C’è un serpente nel mio giardino: si chiama abitudine


Alcune donne americane di origine italiana, discuteveno su come preparare e cucinare le polpette.

“Io ci metto la salsiccia.” “No, la salsiccia non ci vuole: solo carne di manzo magra.” “Meglio pollo e mollica di pane.” Poi la discussione continuava, se ci vuole l’origano o il peperoncino, il pane grattugiato o l’uovo, se si friggono o si saltano in padella. Ogni donna giurava sulla sua ricetta come veramente italiana. Le poverette non sapevano che ogni donna italiana fa le polpette con la sua personale, privata e precisa ricetta. E che ogni regione italiana, in ogni modo, ha le sue ricette. Le migliori, naturalmente.

Quando mi hanno chiesto cosa ci mettevo io, italiana doc, nelle mie polpette, e ho risposto: “Quello che ho!” mi hanno guardata come se venissi da Marte. Non era possibile!

Io, mentre le ascoltavo, pensavo a quanto le abitudini governano la nostra vita. Ti danno sicurezza, ti aiutano a funzionare, dal modo di cucinare le polpette a dove si va in vacanza. Imprimono il ritmo della giornata. Sono lo schema secondo cui ci si muove.  Le abitudini sono buone e ti fanno da  stampella.
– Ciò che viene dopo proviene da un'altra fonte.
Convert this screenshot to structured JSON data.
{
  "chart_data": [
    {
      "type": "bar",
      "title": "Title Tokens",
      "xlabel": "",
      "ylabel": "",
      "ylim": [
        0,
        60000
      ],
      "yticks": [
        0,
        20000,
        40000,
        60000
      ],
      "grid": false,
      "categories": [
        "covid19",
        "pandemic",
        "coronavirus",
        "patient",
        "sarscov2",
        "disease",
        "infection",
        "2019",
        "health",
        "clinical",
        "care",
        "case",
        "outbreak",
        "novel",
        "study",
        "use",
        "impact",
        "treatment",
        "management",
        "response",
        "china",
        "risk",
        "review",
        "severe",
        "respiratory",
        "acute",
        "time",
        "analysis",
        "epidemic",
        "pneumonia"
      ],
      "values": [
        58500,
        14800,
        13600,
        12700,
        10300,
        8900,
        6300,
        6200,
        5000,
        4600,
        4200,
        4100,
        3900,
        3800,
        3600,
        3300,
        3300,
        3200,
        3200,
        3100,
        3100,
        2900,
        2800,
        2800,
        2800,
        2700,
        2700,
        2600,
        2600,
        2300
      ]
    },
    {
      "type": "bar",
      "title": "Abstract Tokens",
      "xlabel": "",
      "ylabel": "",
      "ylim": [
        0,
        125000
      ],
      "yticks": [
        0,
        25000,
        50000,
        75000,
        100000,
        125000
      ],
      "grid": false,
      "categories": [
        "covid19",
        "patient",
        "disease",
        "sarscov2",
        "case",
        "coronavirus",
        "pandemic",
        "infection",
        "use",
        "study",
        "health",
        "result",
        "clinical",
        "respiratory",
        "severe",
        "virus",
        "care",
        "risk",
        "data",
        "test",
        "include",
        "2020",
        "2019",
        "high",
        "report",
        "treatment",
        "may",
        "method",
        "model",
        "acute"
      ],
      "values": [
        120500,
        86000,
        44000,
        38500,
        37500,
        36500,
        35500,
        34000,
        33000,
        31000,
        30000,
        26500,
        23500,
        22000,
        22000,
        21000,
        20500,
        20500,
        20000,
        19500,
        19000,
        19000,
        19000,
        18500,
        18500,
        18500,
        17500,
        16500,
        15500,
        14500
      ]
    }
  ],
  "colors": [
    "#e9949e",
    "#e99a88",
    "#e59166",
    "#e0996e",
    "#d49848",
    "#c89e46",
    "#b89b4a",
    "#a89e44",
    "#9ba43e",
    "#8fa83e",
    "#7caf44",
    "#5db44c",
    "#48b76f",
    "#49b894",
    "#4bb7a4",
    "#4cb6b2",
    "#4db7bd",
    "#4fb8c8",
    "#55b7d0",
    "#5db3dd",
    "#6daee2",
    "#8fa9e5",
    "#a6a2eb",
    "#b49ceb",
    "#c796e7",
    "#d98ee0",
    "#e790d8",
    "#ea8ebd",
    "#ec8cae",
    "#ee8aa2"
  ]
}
Invece, c’è una nemica mortale della nostra vita, e specialmente del matrimonio. Non si chiama abitudini, ma abitudine, al singolare.  Mi spiego: abitudine, significa tirare i remi in barca, lasciarsi scivolare con la corrente, non cercare mai niente di nuovo, di fresco, di attraente. Significa apatia, mancanza di entusiasmo e di aspettazione. Vivere ogni giorno come l’altro.

Quando nel mio giardino mette piede e fa il suo nido il serpente dell’abitudine, le cose si mettono male. L’abitudine è piatta, noiosa, opaca. Rovina la relazione del marito con la moglie, dei genitori coi figli, ammazza anche la vita di una chiesa. Non c’è più niente che ti entusiasma, che ti dà una spinta. Non c’è più vita. È noia totale.
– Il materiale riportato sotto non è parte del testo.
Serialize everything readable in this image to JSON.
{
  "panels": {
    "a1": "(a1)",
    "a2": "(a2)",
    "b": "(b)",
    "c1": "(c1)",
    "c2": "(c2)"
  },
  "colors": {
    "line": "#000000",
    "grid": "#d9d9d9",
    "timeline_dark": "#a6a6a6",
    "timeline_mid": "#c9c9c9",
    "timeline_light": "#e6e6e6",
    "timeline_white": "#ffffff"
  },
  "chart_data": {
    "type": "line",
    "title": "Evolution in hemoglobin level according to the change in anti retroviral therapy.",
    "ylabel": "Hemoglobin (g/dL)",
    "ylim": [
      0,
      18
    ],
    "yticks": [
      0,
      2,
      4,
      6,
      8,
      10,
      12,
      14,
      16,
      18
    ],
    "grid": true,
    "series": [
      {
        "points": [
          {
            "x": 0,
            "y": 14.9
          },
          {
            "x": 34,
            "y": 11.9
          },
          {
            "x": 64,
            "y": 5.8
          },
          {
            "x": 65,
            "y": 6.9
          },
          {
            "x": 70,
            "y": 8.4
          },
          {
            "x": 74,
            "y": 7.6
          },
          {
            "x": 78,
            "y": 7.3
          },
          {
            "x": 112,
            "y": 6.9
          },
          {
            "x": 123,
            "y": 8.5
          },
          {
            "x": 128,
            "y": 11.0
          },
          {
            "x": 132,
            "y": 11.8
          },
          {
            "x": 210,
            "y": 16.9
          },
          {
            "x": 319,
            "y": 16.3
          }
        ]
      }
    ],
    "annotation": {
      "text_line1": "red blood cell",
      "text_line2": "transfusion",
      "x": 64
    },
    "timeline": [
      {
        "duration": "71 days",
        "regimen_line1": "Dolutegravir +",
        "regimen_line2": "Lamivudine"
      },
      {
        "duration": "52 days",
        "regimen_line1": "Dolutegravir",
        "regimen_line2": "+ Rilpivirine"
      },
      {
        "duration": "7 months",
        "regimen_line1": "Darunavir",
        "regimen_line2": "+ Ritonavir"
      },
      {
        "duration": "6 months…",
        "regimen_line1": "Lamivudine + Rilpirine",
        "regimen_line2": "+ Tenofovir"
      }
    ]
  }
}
Con l’abitudine si affievolisce spesso l’unione fra coniugi, a cominciare dalla loro unione sprituale.  Lui fa sempre la stessa preghiera. Lei legge sempre gli stessi salmi e non trova niente di entusiasmante da condividere col marito. Quando assistono a uno studio biblico, non trovano niente di stimolante di cui parlare.
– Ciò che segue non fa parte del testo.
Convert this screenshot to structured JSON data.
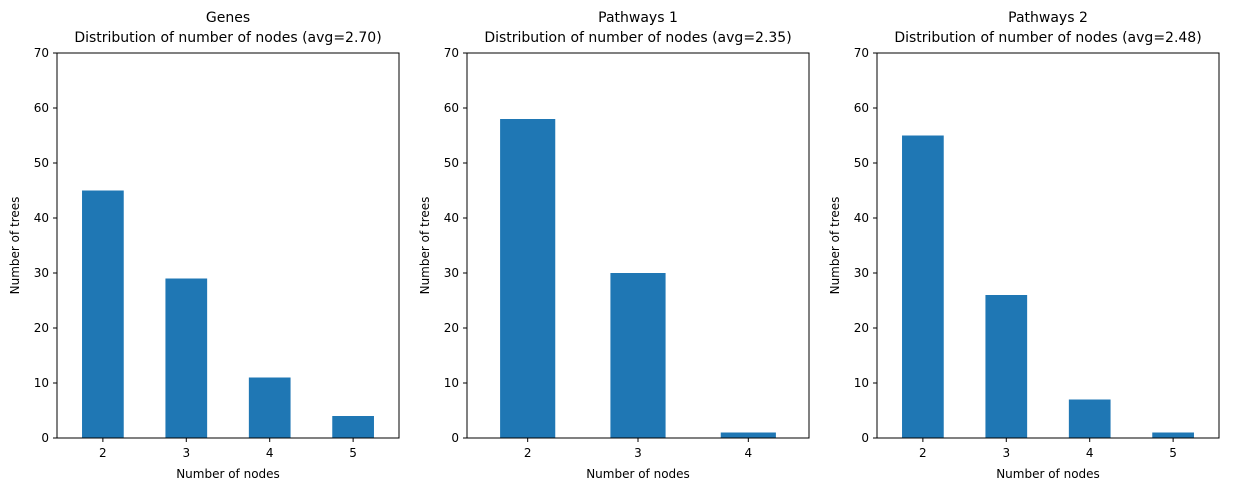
{
  "chart_data": [
    {
      "type": "bar",
      "title": "Genes",
      "subtitle": "Distribution of number of nodes (avg=2.70)",
      "xlabel": "Number of nodes",
      "ylabel": "Number of trees",
      "categories": [
        "2",
        "3",
        "4",
        "5"
      ],
      "values": [
        45,
        29,
        11,
        4
      ],
      "ylim": [
        0,
        70
      ],
      "yticks": [
        "0",
        "10",
        "20",
        "30",
        "40",
        "50",
        "60",
        "70"
      ],
      "grid": false,
      "bar_color": "#1f77b4"
    },
    {
      "type": "bar",
      "title": "Pathways 1",
      "subtitle": "Distribution of number of nodes (avg=2.35)",
      "xlabel": "Number of nodes",
      "ylabel": "Number of trees",
      "categories": [
        "2",
        "3",
        "4"
      ],
      "values": [
        58,
        30,
        1
      ],
      "ylim": [
        0,
        70
      ],
      "yticks": [
        "0",
        "10",
        "20",
        "30",
        "40",
        "50",
        "60",
        "70"
      ],
      "grid": false,
      "bar_color": "#1f77b4"
    },
    {
      "type": "bar",
      "title": "Pathways 2",
      "subtitle": "Distribution of number of nodes (avg=2.48)",
      "xlabel": "Number of nodes",
      "ylabel": "Number of trees",
      "categories": [
        "2",
        "3",
        "4",
        "5"
      ],
      "values": [
        55,
        26,
        7,
        1
      ],
      "ylim": [
        0,
        70
      ],
      "yticks": [
        "0",
        "10",
        "20",
        "30",
        "40",
        "50",
        "60",
        "70"
      ],
      "grid": false,
      "bar_color": "#1f77b4"
    }
  ]
}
Dopo di che, anche l’unione morale scricchiola. Lui si immerge nei suoi hobby e lei si butta sui nipotini. Se non li vede tutti i giorni, non sa cosa fare.

Dell’unione fisica non si parla neppure. Non c’è più attrazione. Lui ci starebbe ancora, almeno qualche volta, ma lei “non si sente”. Tanto è sempre la stessa solfa, una semplice abitudine. “Che barba! Che noia!” come diceva Sandra Mondaini. 

Al serpente dell’abitudine si deve fare molta attenzione, perché le situazioni non restano mai allo stesso 
punto. Il marito può trovare una collega molto più  interessante della moglie e la moglie può decidere di andare molto troppo spesso a dare una mano alla figlia che abita lontano. Con quello che ne può derivare e seguire...

Che fare? Pensarci a tempo.

Fare cose insieme, pianificare qualche uscita, magari solo per una pizza. Non fare vacanze sempre e solo con amici o con parenti, ma funzionare come coppia. Condividere quello che si legge. Stare insieme, viaggiare, ospitare. Coltivare l’unione. Cantare e camminare insieme. Ripetersi che si sta bene insieme. Al ritorno da un mio viaggio, mio marito mi ha fatto trovare una nostra foto con scritto: “Ecco due persone che si vogliono bene, che stanno bene insieme e stanno meglio quando SONO insieme”. L’ho incorniciata e appesa nel bagno!

Non aspettarsi l’impossibile. Lodare più che criticare. Incoraggiare più che sgridare. Esercitarsi nel servirsi reciprocamente. Chiedersi: che cosa gli fa piacere, che cosa la potrebbe aiutare, come lo posso stimolare, cosa le direi se fossimo ancora fidanzati...

Infine, parlare per trovare un’intesa e decidere che si troverà un’intesa.

A volte è più facile che uno dei due si renda conto per primo che l’abitudine è in agguato. Farà bene a alzare la bandierina rossa e prendere provvedimenti!